Since publication of the letter, Ed Miliband has admitted that Labour are considering the policy, which, if tied to a radical offer on rail fares, would represent a similar market intervention to Labour’s pledge to freeze energy bills. And back in April, in an interview with the Guardian, Miliband admitted that Labour is looking at different issues around franchising. He said: “There are different models you can use. You can have a competitive model where there is a public option like there is in East Coast at the moment. So we are looking at different models for this.”
Since taking over from Maria Eagle as Shadow Secretary of State for Transport, Mary Creagh, has made a number of public attacks on the current system. At a recent meeting of the All-Party Parliamentary Rail Group, she said that Labour is “looking at how our rail system could deliver more for passengers and taxpayers, who are paying for this out-of-touch government’s franchising fiasco through higher fares and more public subsidy.”
So what are the options being considered as part of Labour’s policy review?
A number of Labour campaigners favour taking franchises back into public ownership as they expire – and if Labour where to gain power, this would likely affect the Northern and TransPennine franchises first. Labour have been campaigning vociferously on the current East Coast arrangements and would like to see DfT delays in letting the franchise, allowing them – if they win the Election – to maintain public ownership of that franchise. Another related option would be to allow Directly Operated Railways to bid for control of other franchises against private sector bidders.
Moves towards bringing rail franchises back into the public sector will likely be heavily scrutinised by Shadow Chancellor Ed Balls, however, given the potential impact of the policy on the Government’s balance sheet. Mr Balls would also be wary of Labour being portrayed as anti-business or as rolling back to the pre-Thatcher era of nationalised industries.
And although many Labour MPs would support moves to full renationalisation, or some form of it, for many of them, opposition to renationalisation is down to the cost of doing so, as well as reservations on whether services would actually improve.
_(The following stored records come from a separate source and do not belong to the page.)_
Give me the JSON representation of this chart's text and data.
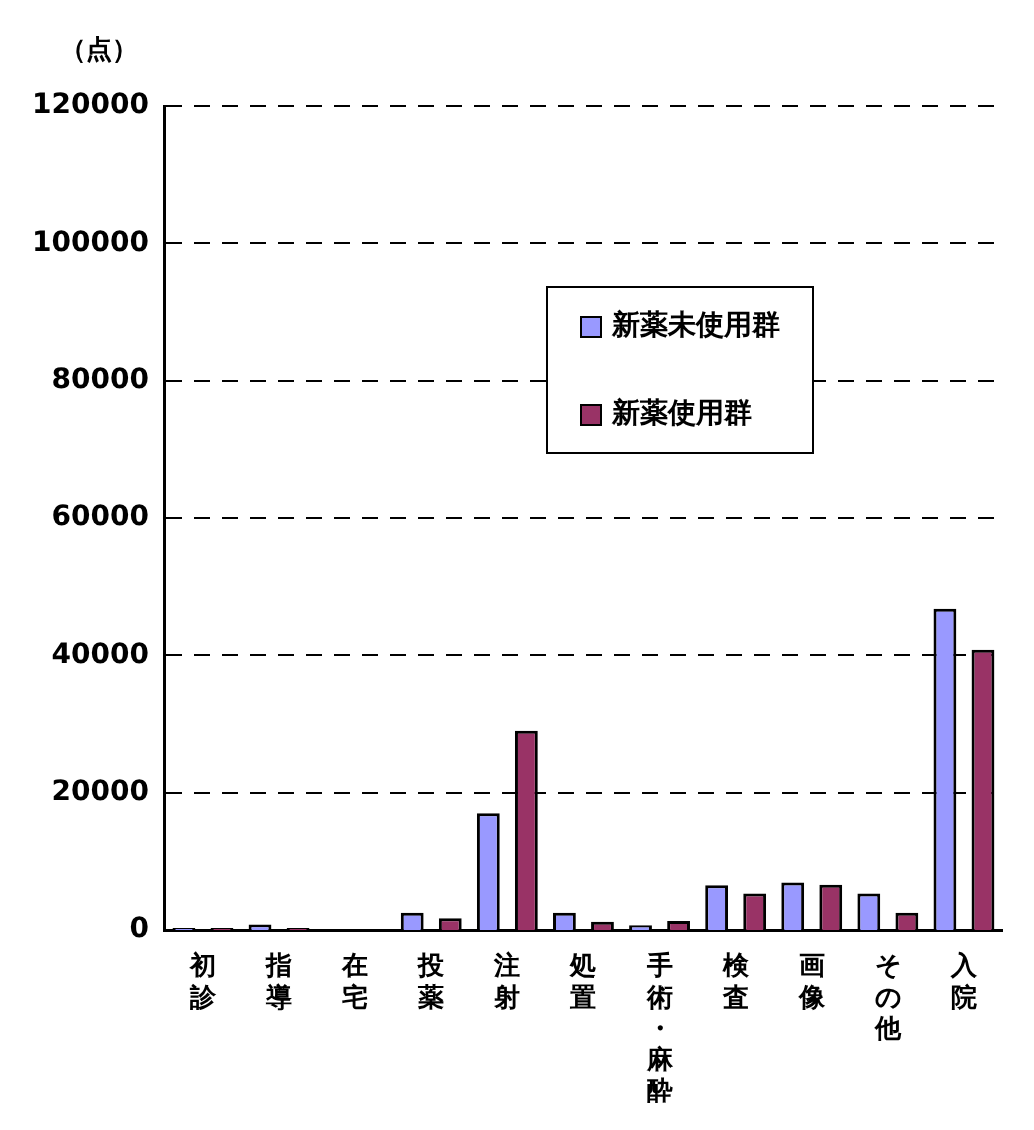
{
  "chart_data": {
    "type": "bar",
    "ylabel": "（点）",
    "categories": [
      "初診",
      "指導",
      "在宅",
      "投薬",
      "注射",
      "処置",
      "手術・麻酔",
      "検査",
      "画像",
      "その他",
      "入院"
    ],
    "series": [
      {
        "name": "新薬未使用群",
        "color": "#9999ff",
        "values": [
          300,
          800,
          0,
          2500,
          17000,
          2500,
          700,
          6500,
          6900,
          5300,
          46800
        ]
      },
      {
        "name": "新薬使用群",
        "color": "#993366",
        "values": [
          300,
          300,
          0,
          1700,
          29000,
          1200,
          1300,
          5300,
          6600,
          2500,
          40800
        ]
      }
    ],
    "ylim": [
      0,
      120000
    ],
    "yticks": [
      0,
      20000,
      40000,
      60000,
      80000,
      100000,
      120000
    ],
    "grid": "y",
    "legend": "top right"
  }
}
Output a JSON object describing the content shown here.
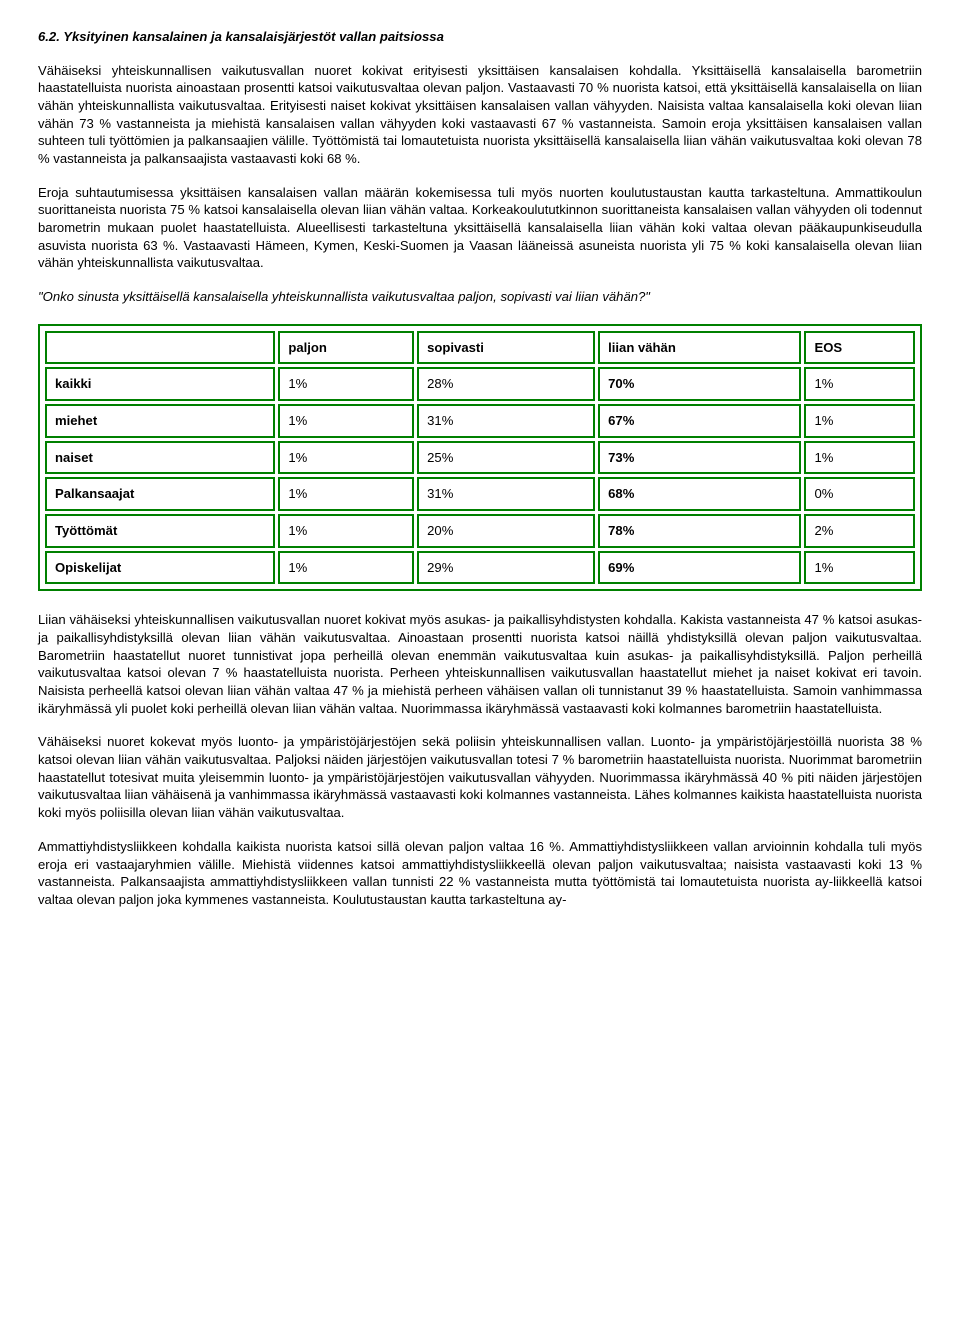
{
  "heading": "6.2. Yksityinen kansalainen ja kansalaisjärjestöt vallan paitsiossa",
  "para1": "Vähäiseksi yhteiskunnallisen vaikutusvallan nuoret kokivat erityisesti yksittäisen kansalaisen kohdalla. Yksittäisellä kansalaisella barometriin haastatelluista nuorista ainoastaan prosentti katsoi vaikutusvaltaa olevan paljon. Vastaavasti 70 % nuorista katsoi, että yksittäisellä kansalaisella on liian vähän yhteiskunnallista vaikutusvaltaa. Erityisesti naiset kokivat yksittäisen kansalaisen vallan vähyyden. Naisista valtaa kansalaisella koki olevan liian vähän 73 % vastanneista ja miehistä kansalaisen vallan vähyyden koki vastaavasti 67 % vastanneista. Samoin eroja yksittäisen kansalaisen vallan suhteen tuli työttömien ja palkansaajien välille. Työttömistä tai lomautetuista nuorista yksittäisellä kansalaisella liian vähän vaikutusvaltaa koki olevan 78 % vastanneista ja palkansaajista vastaavasti koki 68 %.",
  "para2": "Eroja suhtautumisessa yksittäisen kansalaisen vallan määrän kokemisessa tuli myös nuorten koulutustaustan kautta tarkasteltuna. Ammattikoulun suorittaneista nuorista 75 % katsoi kansalaisella olevan liian vähän valtaa. Korkeakoulututkinnon suorittaneista kansalaisen vallan vähyyden oli todennut barometrin mukaan puolet haastatelluista. Alueellisesti tarkasteltuna yksittäisellä kansalaisella liian vähän koki valtaa olevan pääkaupunkiseudulla asuvista nuorista 63 %. Vastaavasti Hämeen, Kymen, Keski-Suomen ja Vaasan lääneissä asuneista nuorista yli 75 % koki kansalaisella olevan liian vähän yhteiskunnallista vaikutusvaltaa.",
  "question": "\"Onko sinusta yksittäisellä kansalaisella yhteiskunnallista vaikutusvaltaa paljon, sopivasti vai liian vähän?\"",
  "table": {
    "columns": [
      "",
      "paljon",
      "sopivasti",
      "liian vähän",
      "EOS"
    ],
    "rows": [
      {
        "label": "kaikki",
        "cells": [
          "1%",
          "28%",
          "70%",
          "1%"
        ],
        "highlightIdx": 2
      },
      {
        "label": "miehet",
        "cells": [
          "1%",
          "31%",
          "67%",
          "1%"
        ],
        "highlightIdx": 2
      },
      {
        "label": "naiset",
        "cells": [
          "1%",
          "25%",
          "73%",
          "1%"
        ],
        "highlightIdx": 2
      },
      {
        "label": "Palkansaajat",
        "cells": [
          "1%",
          "31%",
          "68%",
          "0%"
        ],
        "highlightIdx": 2
      },
      {
        "label": "Työttömät",
        "cells": [
          "1%",
          "20%",
          "78%",
          "2%"
        ],
        "highlightIdx": 2
      },
      {
        "label": "Opiskelijat",
        "cells": [
          "1%",
          "29%",
          "69%",
          "1%"
        ],
        "highlightIdx": 2
      }
    ],
    "border_color": "#008000"
  },
  "para3": "Liian vähäiseksi yhteiskunnallisen vaikutusvallan nuoret kokivat myös asukas- ja paikallisyhdistysten kohdalla. Kakista vastanneista 47 % katsoi asukas- ja paikallisyhdistyksillä olevan liian vähän vaikutusvaltaa. Ainoastaan prosentti nuorista katsoi näillä yhdistyksillä olevan paljon vaikutusvaltaa. Barometriin haastatellut nuoret tunnistivat jopa perheillä olevan enemmän vaikutusvaltaa kuin asukas- ja paikallisyhdistyksillä. Paljon perheillä vaikutusvaltaa katsoi olevan 7 % haastatelluista nuorista. Perheen yhteiskunnallisen vaikutusvallan haastatellut miehet ja naiset kokivat eri tavoin. Naisista perheellä katsoi olevan liian vähän valtaa 47 % ja miehistä perheen vähäisen vallan oli tunnistanut 39 % haastatelluista. Samoin vanhimmassa ikäryhmässä yli puolet koki perheillä olevan liian vähän valtaa. Nuorimmassa ikäryhmässä vastaavasti koki kolmannes barometriin haastatelluista.",
  "para4": "Vähäiseksi nuoret kokevat myös luonto- ja ympäristöjärjestöjen sekä poliisin yhteiskunnallisen vallan. Luonto- ja ympäristöjärjestöillä nuorista 38 % katsoi olevan liian vähän vaikutusvaltaa. Paljoksi näiden järjestöjen vaikutusvallan totesi 7 % barometriin haastatelluista nuorista. Nuorimmat barometriin haastatellut totesivat muita yleisemmin luonto- ja ympäristöjärjestöjen vaikutusvallan vähyyden. Nuorimmassa ikäryhmässä 40 % piti näiden järjestöjen vaikutusvaltaa liian vähäisenä ja vanhimmassa ikäryhmässä vastaavasti koki kolmannes vastanneista. Lähes kolmannes kaikista haastatelluista nuorista koki myös poliisilla olevan liian vähän vaikutusvaltaa.",
  "para5": "Ammattiyhdistysliikkeen kohdalla kaikista nuorista katsoi sillä olevan paljon valtaa 16 %. Ammattiyhdistysliikkeen vallan arvioinnin kohdalla tuli myös eroja eri vastaajaryhmien välille. Miehistä viidennes katsoi ammattiyhdistysliikkeellä olevan paljon vaikutusvaltaa; naisista vastaavasti koki 13 % vastanneista. Palkansaajista ammattiyhdistysliikkeen vallan tunnisti 22 % vastanneista mutta työttömistä tai lomautetuista nuorista ay-liikkeellä katsoi valtaa olevan paljon joka kymmenes vastanneista. Koulutustaustan kautta tarkasteltuna ay-"
}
But if Labour could find a way for a move on franchises to fund a bold offer on fares, they will be expecting to pick up a high number of commuter votes in marginal seats across the country, particularly in the South East where they need them the most.
Whilst it is certain we will not see proposals for a return to a British Rail-style model (not least as the European Commission would have something to say about putting track and train back together), we can expect Labour to suggest either gradually bringing franchises back into state control, or, less radically, allowing Directly Operated Railways to bid for franchises in the same was as Deutsche Bahn / Arriva, Nederlandse Spoorwegen / Abellio, or SNCF / Keolis.
So what are the next steps for these plans? This summer all policy proposals will be discussed at Labour’s National Policy Forum and then Annual Conference, with the final versions being adopted into the manifesto. And for rail? I think the option on allowing DOR to bid is most likely. Though it won’t be enough for many Labour campaigners, I just can’t see the two Eds opting for a more radical offer.
Jay Turner is an Account Director at Freshwater Public Affairs in London.